In an earlier blog, I suggested that deep in his heart, John McCain was uncomfortable with the campaign he was running and the people it was attracting. Last night's concession speech makes me to hopeful that the old Mac is back, the one who, in 2004, John Kerry considered putting on the Democratic ticket. He'll go back to the Senate and not have to kowtow to the right wing anymore. I see a Clinton-McCain bill in our future.
But yesterday's vote was a long time coming. One of the smart things about maybe the smartest campaign we'll ever see, is that Obama knew it was going to take the American people awhile to get accustomed to a black man as president.
The Huxtables were America's favorite sitcom family for over a decade. Tiger Woods, Denzel Washington, Will Smith and Oprah Winfrey are among the most popular people in the country.....actually Oprah is one of the most powerful too. Not most popular Black People. Simply most popular and they became popular because they're all really good at what they do, and they've been doing it for a long time. This really is a meritocracy. As Republican strategist Stuart Stevens said in a NY Times story about the campaign, "If a house is on fire, the owner does not care what color the fireman is."
Winston Churchill said (I paraphrase) "Americans always do the right thing.....after they've exhausted all other possibilities." Yesterday, after 8 years of total incompetence, we hired the right guy for the job. Volunteering for the Obama campaign showed me that these folks know how to get things done. From the on-line phone banks to the daily text messages and emails from Michelle, Joe, David Plouffe and Barack (yes, they always addressed me by name and signed with just their first names), the campaign engaged their supporters in ways never seen before.

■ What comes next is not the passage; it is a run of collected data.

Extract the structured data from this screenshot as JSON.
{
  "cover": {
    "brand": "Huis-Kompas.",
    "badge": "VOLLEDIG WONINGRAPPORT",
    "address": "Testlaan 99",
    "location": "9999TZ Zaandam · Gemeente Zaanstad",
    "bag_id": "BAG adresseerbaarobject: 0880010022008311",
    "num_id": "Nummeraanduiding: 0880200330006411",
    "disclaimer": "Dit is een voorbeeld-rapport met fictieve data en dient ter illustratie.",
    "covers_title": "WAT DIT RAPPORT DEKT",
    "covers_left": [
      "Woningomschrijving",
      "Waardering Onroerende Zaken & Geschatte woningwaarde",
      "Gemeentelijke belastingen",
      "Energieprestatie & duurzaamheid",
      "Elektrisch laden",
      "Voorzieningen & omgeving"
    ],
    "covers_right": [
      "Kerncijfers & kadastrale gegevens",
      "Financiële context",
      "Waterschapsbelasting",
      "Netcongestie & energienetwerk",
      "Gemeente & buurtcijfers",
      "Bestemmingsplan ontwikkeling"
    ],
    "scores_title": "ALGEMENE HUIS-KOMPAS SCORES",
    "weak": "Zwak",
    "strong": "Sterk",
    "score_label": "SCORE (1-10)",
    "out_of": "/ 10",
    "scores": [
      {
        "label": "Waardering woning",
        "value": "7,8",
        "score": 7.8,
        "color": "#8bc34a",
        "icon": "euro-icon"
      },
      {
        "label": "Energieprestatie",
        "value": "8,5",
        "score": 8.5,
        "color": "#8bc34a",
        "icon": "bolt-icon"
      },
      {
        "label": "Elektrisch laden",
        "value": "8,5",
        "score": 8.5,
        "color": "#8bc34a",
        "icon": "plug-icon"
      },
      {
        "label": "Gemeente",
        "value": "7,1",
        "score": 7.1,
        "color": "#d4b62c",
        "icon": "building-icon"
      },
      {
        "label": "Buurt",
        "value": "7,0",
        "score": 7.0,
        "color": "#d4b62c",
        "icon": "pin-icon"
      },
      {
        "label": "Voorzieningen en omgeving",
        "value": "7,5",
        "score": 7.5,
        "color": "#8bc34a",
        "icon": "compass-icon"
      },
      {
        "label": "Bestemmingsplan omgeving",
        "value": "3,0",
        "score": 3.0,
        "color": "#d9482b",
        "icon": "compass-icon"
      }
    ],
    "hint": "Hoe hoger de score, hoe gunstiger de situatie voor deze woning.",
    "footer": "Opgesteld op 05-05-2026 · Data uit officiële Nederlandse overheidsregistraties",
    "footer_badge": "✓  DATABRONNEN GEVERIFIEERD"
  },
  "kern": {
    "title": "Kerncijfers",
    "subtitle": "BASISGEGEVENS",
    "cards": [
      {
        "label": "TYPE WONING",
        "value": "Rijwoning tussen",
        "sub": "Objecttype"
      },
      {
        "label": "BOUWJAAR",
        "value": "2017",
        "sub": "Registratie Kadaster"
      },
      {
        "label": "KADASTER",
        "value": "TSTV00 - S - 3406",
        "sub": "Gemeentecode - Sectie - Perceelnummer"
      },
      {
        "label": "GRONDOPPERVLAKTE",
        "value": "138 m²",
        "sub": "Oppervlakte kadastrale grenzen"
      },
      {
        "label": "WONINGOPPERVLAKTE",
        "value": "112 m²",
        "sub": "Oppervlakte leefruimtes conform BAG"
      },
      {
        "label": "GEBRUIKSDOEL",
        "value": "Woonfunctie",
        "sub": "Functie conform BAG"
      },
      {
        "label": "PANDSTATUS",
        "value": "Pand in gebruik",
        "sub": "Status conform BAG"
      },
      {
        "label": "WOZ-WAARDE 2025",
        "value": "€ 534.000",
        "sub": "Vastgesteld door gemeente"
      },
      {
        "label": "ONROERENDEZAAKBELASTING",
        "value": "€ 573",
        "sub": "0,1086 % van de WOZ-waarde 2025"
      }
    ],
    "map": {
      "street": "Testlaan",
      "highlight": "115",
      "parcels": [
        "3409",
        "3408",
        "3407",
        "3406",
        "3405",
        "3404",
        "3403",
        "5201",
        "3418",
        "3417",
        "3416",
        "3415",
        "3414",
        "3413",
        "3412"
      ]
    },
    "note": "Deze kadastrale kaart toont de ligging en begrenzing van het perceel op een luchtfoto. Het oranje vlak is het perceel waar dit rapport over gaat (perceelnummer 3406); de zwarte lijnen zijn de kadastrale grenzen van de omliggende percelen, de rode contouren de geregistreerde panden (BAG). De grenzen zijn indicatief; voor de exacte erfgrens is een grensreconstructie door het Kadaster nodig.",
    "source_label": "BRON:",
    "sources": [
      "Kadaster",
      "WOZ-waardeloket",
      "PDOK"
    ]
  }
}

We'll need that spirit of "community organizing" because winning was just the first step. Barack Obama treated his supporters as collaborators; we were asked to work for the greater good and to sacrifice for a common goal. I hope they stay in campaign mode and keep communicating with us....all of us. The president needs to ask Americans to sacrifice to make the country and the world better. And as we learned on November 8th, if you respect us enough to ask us to do the right thing, the American people will.........eventually.